DATA 606 - Statistics & Probability - Spring 2021

Random Numbers and Seeds in R

To explore how R generates random numbers, we will use the rnorm function. This function draws a random number from a normal distribution with a mean = 0 and standard deviation = 1 (though these can be changed with the mean and sd parameters). With n = 1 we will get one random number.

rnorm(n = 1)
## [1] 0.6308552
rnorm(n = 1)
## [1] 1.36274

Each time you run the command you will get a different number. The set.seed function will sets a seed to the random number generator so that each subsequent run will produce the same number.

set.seed(2112); rnorm(n = 1)
## [1] 0.9243372
set.seed(2112); rnorm(n = 1)
## [1] 0.9243372

Setting a different seed results in a different number.

set.seed(2113); rnorm(n = 1)
## [1] 0.5499032

What are seeds?

Computers are actually bad at random events. However, there are good algorithms that mimic random processes (hence psydo random). These algorithms work by starting with some initial value, a seed, and executing a complex algorithm that approximates randomization. The seed is often set to the current time in milliseconds.
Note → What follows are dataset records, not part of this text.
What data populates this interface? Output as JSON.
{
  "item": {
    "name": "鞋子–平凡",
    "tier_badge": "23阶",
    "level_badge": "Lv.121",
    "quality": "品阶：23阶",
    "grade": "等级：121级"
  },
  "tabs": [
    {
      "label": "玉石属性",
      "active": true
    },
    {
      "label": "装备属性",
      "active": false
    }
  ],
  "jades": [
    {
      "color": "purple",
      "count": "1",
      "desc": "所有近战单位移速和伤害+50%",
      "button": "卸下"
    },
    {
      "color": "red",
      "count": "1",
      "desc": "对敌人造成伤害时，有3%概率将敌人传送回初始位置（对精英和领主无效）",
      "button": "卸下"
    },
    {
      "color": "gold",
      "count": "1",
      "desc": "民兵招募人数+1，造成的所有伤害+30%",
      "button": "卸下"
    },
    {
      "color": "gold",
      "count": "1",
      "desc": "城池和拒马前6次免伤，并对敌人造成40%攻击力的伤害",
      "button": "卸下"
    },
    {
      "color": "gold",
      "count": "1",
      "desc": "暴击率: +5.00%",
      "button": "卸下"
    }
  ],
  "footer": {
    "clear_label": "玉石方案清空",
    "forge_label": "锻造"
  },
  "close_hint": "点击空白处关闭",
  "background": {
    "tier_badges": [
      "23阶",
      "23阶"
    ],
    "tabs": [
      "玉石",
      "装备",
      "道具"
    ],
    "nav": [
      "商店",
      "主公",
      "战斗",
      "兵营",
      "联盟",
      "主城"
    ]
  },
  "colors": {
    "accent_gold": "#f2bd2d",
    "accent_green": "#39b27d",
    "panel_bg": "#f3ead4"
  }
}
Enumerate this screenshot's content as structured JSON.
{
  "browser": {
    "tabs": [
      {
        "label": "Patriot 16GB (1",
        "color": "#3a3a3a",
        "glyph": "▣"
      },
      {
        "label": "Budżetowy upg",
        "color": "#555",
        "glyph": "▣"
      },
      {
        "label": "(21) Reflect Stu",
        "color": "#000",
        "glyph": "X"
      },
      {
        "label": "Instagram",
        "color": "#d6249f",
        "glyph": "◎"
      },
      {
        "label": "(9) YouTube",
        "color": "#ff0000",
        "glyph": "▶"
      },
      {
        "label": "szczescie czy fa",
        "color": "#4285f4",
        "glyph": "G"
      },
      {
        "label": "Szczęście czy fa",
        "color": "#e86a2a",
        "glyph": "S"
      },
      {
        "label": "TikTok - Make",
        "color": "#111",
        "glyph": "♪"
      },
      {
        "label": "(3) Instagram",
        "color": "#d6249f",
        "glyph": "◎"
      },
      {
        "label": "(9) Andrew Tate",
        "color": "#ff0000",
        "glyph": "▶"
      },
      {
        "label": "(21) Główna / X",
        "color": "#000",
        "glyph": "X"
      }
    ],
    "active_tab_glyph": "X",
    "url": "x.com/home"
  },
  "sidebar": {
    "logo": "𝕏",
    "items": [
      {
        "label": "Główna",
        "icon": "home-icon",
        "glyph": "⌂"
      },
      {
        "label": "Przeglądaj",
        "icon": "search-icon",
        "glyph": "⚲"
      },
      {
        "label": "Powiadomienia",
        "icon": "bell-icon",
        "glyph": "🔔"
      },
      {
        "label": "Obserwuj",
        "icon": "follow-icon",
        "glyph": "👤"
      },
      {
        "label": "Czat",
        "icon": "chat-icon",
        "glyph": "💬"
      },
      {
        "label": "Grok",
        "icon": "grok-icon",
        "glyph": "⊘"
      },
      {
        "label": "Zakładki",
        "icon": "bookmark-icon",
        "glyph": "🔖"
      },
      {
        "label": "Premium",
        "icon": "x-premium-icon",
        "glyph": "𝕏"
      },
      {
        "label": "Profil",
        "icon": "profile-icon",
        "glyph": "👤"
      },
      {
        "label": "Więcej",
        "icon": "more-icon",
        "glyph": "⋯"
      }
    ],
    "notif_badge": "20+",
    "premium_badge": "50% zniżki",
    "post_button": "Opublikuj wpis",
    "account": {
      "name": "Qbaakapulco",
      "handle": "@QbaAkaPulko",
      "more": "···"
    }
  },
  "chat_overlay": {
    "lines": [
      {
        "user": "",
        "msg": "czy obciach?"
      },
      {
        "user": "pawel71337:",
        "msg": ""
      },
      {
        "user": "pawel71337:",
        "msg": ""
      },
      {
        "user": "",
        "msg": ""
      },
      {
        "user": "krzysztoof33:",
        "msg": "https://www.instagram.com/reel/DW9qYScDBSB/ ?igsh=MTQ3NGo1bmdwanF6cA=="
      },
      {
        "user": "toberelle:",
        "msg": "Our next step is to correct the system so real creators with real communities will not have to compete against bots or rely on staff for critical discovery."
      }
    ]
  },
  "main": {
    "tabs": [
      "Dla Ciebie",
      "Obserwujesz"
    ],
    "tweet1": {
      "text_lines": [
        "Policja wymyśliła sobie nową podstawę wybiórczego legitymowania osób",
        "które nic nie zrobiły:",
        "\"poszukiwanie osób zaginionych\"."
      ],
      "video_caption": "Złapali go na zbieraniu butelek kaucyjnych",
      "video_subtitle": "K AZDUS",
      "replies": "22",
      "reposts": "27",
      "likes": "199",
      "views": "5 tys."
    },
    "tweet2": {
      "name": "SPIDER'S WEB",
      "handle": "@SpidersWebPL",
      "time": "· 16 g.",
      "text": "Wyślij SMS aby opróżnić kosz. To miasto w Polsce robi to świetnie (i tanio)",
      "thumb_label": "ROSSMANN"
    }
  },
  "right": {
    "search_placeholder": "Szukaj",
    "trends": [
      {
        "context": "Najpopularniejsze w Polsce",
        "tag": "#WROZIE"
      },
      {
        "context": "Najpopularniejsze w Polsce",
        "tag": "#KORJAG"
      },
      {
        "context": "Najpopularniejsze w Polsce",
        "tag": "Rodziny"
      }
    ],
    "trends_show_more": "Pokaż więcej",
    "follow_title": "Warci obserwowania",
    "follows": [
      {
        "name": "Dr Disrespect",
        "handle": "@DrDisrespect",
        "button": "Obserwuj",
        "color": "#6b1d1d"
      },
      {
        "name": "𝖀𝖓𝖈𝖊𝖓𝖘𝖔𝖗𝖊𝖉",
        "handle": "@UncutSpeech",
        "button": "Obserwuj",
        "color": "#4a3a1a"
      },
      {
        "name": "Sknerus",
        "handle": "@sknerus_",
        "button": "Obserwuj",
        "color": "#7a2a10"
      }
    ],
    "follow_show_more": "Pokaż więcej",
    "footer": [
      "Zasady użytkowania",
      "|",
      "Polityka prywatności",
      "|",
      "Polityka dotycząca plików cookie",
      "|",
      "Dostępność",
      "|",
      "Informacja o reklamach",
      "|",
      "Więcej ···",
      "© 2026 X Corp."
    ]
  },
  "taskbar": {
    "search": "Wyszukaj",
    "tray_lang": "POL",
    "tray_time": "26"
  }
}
To visualize the random process, we will use the sample function to randomly select a number between 1 and 100. We will consider the ouput for the first 1,000 seeds.

random_numbers <- integer(1000)
for(i in seq_len(length(random_numbers))) {
    set.seed(i)
    random_numbers[i] <- sample(1:100, size = 1)
}
library(ggplot2)
ggplot(data.frame(x = 1:100, y = random_numbers),
       aes(x = x, y = y)) + 
    geom_point() +
    xlab('Seed') + ylab('Random Number')